Let’s explore the top 3 investment options in India that can generate enough stable growth and steady income for NRIs to achieve their long-term financial goals:
a) Litigation Funding: Litigation funding (also known as litigation funding) is the practice in which a third party unrelated to the lawsuit provides capital to a plaintiff involved in litigation in exchange for a portion of any financial recovery from the lawsuit. It unlocks the value of legal claims by providing capital to plaintiffs before their cases are resolved. Investors contribute amounts into an SPV (Special Purpose Vehicle) which further invests in various types of underlying investments based on the pre-agreed thesis.
b) Interim financing: Interim financing is offered to companies in insolvency, where resolution professionals need financing solutions to meet requirements and protect company assets. It is a super senior, short-term, asset-backed loan product that generates IRRs of 20% with a monthly payment structure.
c) Duties: These are debt securities that repay a borrower’s debt to a company or government. If a business wants to expand its business and operations, it needs money. One way to do this is to increase debt or issue bonds.
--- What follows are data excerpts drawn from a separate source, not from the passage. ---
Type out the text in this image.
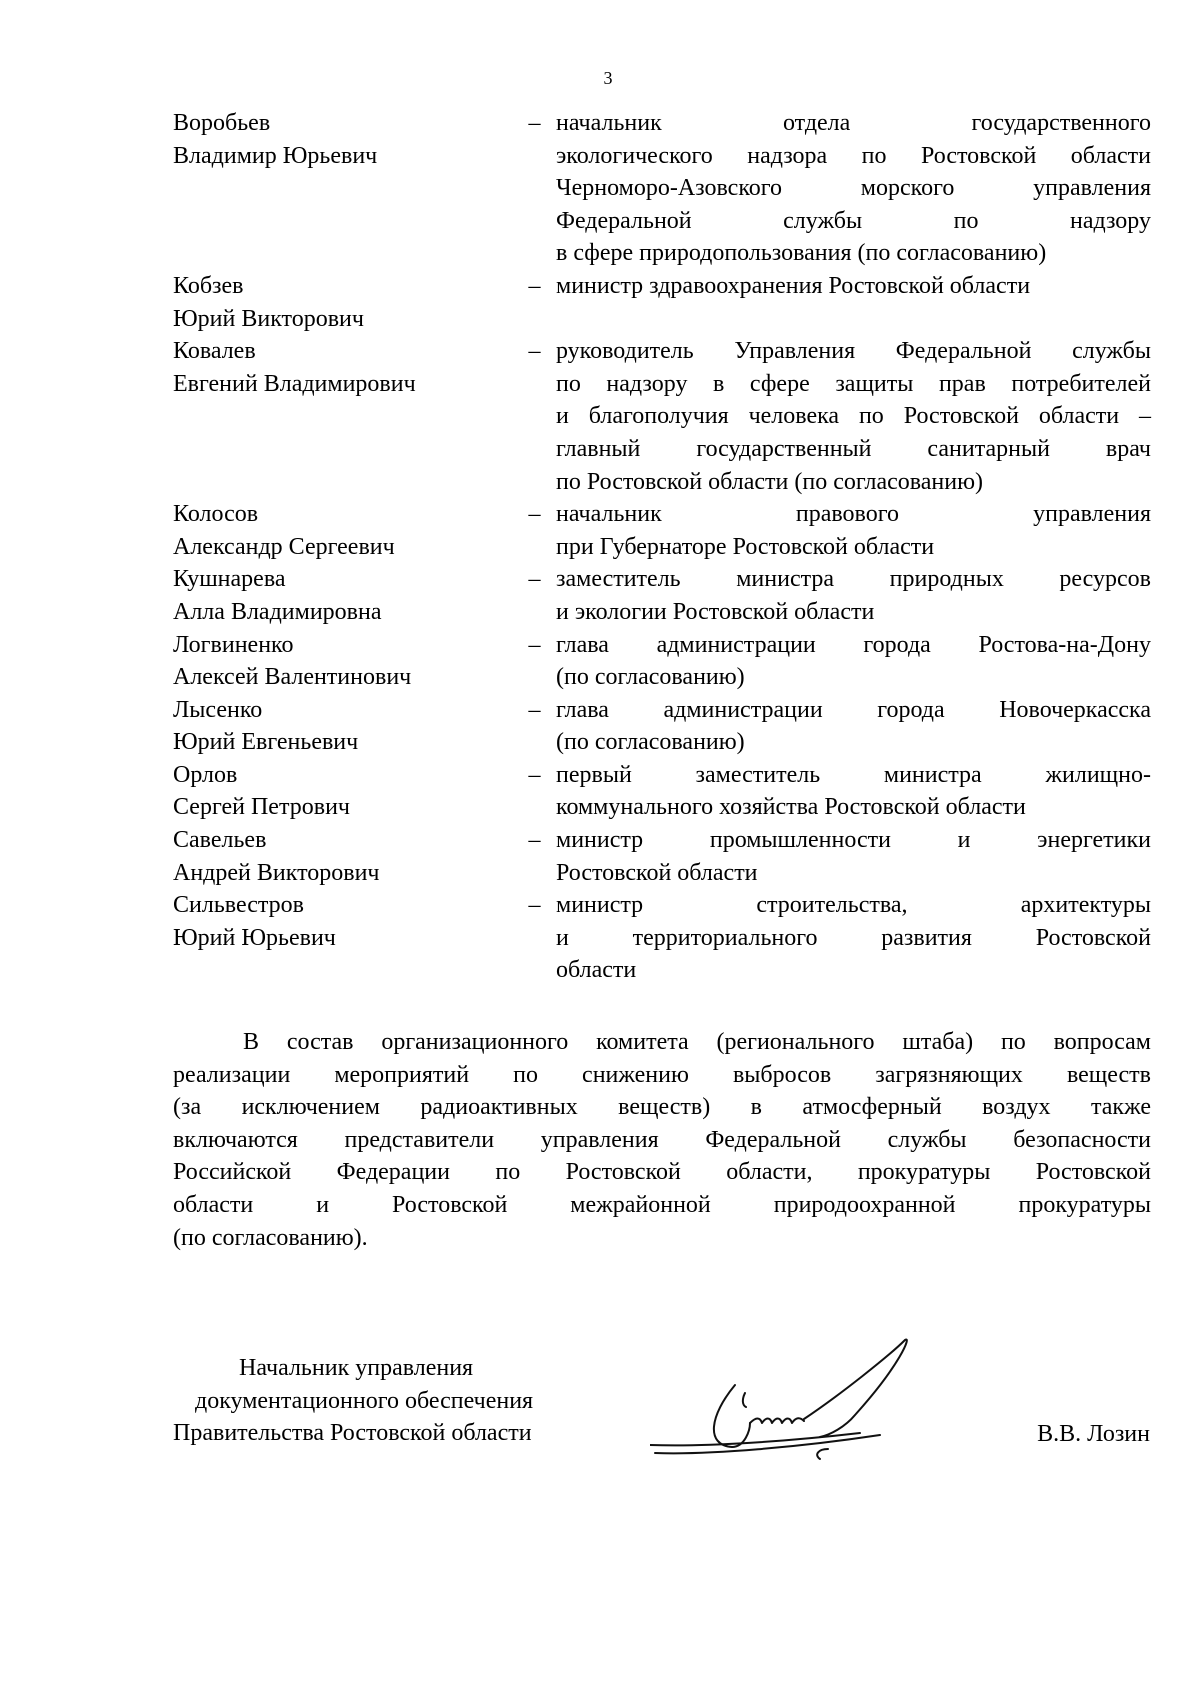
3
Воробьев
Владимир Юрьевич
– начальник отдела государственного
экологического надзора по Ростовской области
Черноморо-Азовского морского управления
Федеральной службы по надзору
в сфере природопользования (по согласованию)
Кобзев
Юрий Викторович
– министр здравоохранения Ростовской области
Ковалев
Евгений Владимирович
– руководитель Управления Федеральной службы
по надзору в сфере защиты прав потребителей
и благополучия человека по Ростовской области –
главный государственный санитарный врач
по Ростовской области (по согласованию)
Колосов
Александр Сергеевич
– начальник правового управления
при Губернаторе Ростовской области
Кушнарева
Алла Владимировна
– заместитель министра природных ресурсов
и экологии Ростовской области
Логвиненко
Алексей Валентинович
– глава администрации города Ростова-на-Дону
(по согласованию)
Лысенко
Юрий Евгеньевич
– глава администрации города Новочеркасска
(по согласованию)
Орлов
Сергей Петрович
– первый заместитель министра жилищно-
коммунального хозяйства Ростовской области
Савельев
Андрей Викторович
– министр промышленности и энергетики
Ростовской области
Сильвестров
Юрий Юрьевич
– министр строительства, архитектуры
и территориального развития Ростовской
области
В состав организационного комитета (регионального штаба) по вопросам
реализации мероприятий по снижению выбросов загрязняющих веществ
(за исключением радиоактивных веществ) в атмосферный воздух также
включаются представители управления Федеральной службы безопасности
Российской Федерации по Ростовской области, прокуратуры Ростовской
области и Ростовской межрайонной природоохранной прокуратуры
(по согласованию).
Начальник управления
документационного обеспечения
Правительства Ростовской области	В.В. Лозин
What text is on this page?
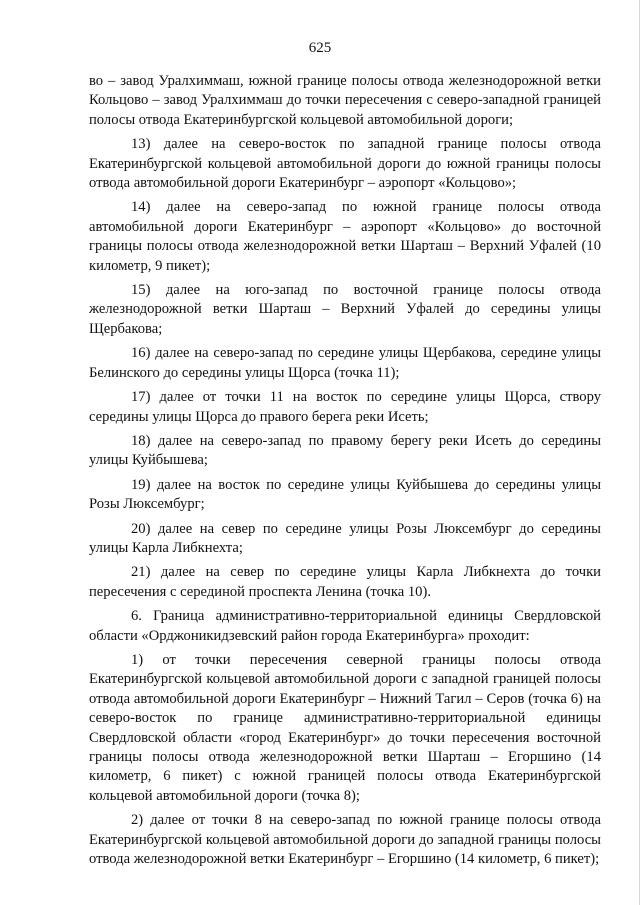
625

во – завод Уралхиммаш, южной границе полосы отвода железнодорожной ветки Кольцово – завод Уралхиммаш до точки пересечения с северо-западной границей полосы отвода Екатеринбургской кольцевой автомобильной дороги;

13) далее на северо-восток по западной границе полосы отвода Екатеринбургской кольцевой автомобильной дороги до южной границы полосы отвода автомобильной дороги Екатеринбург – аэропорт «Кольцово»;

14) далее на северо-запад по южной границе полосы отвода автомобильной дороги Екатеринбург – аэропорт «Кольцово» до восточной границы полосы отвода железнодорожной ветки Шарташ – Верхний Уфалей (10 километр, 9 пикет);

15) далее на юго-запад по восточной границе полосы отвода железнодорожной ветки Шарташ – Верхний Уфалей до середины улицы Щербакова;

16) далее на северо-запад по середине улицы Щербакова, середине улицы Белинского до середины улицы Щорса (точка 11);

17) далее от точки 11 на восток по середине улицы Щорса, створу середины улицы Щорса до правого берега реки Исеть;

18) далее на северо-запад по правому берегу реки Исеть до середины улицы Куйбышева;

19) далее на восток по середине улицы Куйбышева до середины улицы Розы Люксембург;

20) далее на север по середине улицы Розы Люксембург до середины улицы Карла Либкнехта;

21) далее на север по середине улицы Карла Либкнехта до точки пересечения с серединой проспекта Ленина (точка 10).

6. Граница административно-территориальной единицы Свердловской области «Орджоникидзевский район города Екатеринбурга» проходит:

1) от точки пересечения северной границы полосы отвода Екатеринбургской кольцевой автомобильной дороги с западной границей полосы отвода автомобильной дороги Екатеринбург – Нижний Тагил – Серов (точка 6) на северо-восток по границе административно-территориальной единицы Свердловской области «город Екатеринбург» до точки пересечения восточной границы полосы отвода железнодорожной ветки Шарташ – Егоршино (14 километр, 6 пикет) с южной границей полосы отвода Екатеринбургской кольцевой автомобильной дороги (точка 8);

2) далее от точки 8 на северо-запад по южной границе полосы отвода Екатеринбургской кольцевой автомобильной дороги до западной границы полосы отвода железнодорожной ветки Екатеринбург – Егоршино (14 километр, 6 пикет);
Bonds are called fixed income securities because they have regular fixed interest payments and the principal is repaid at maturity. Today, there are platforms that work with NBFCs to bring covered bonds that are listed on their platform.
For NRIs, it is essential to know what type of accounts they should have to start investing. Many do not realize that using their savings account is illegal once they leave the country. In such situations, it is crucial to convert a savings bank account into an NRE or NRO account. An NRE account allows NRIs to seamlessly withdraw and deposit money in the currency of the country they have settled in and Indian currency. On the other hand, an NRO account is only partially repatriable. This implies that one can only partially withdraw money in a foreign country. It also only allows deposits of Indian currency. Although NRIs can invest in the above-mentioned asset classes, however, at present, due to various RBI compliance obligations, investments can only be made through a Non-Resident Ordinary Account (NRO).
As an investor, your investment options depend entirely on how much capital you have, how much you can invest, and your appetite for risk. Since an investor’s cash may be limited, they should consider all potential possibilities before committing to any one. During this time, an investor can seek advice from a professional investment advisor on the best options to invest in. Good investment!
(By Kundan Shahi, Founder and CEO, LegalPay)
Disclaimer: These are the personal opinions of the author. Readers are encouraged to consult their financial planner before making any investment.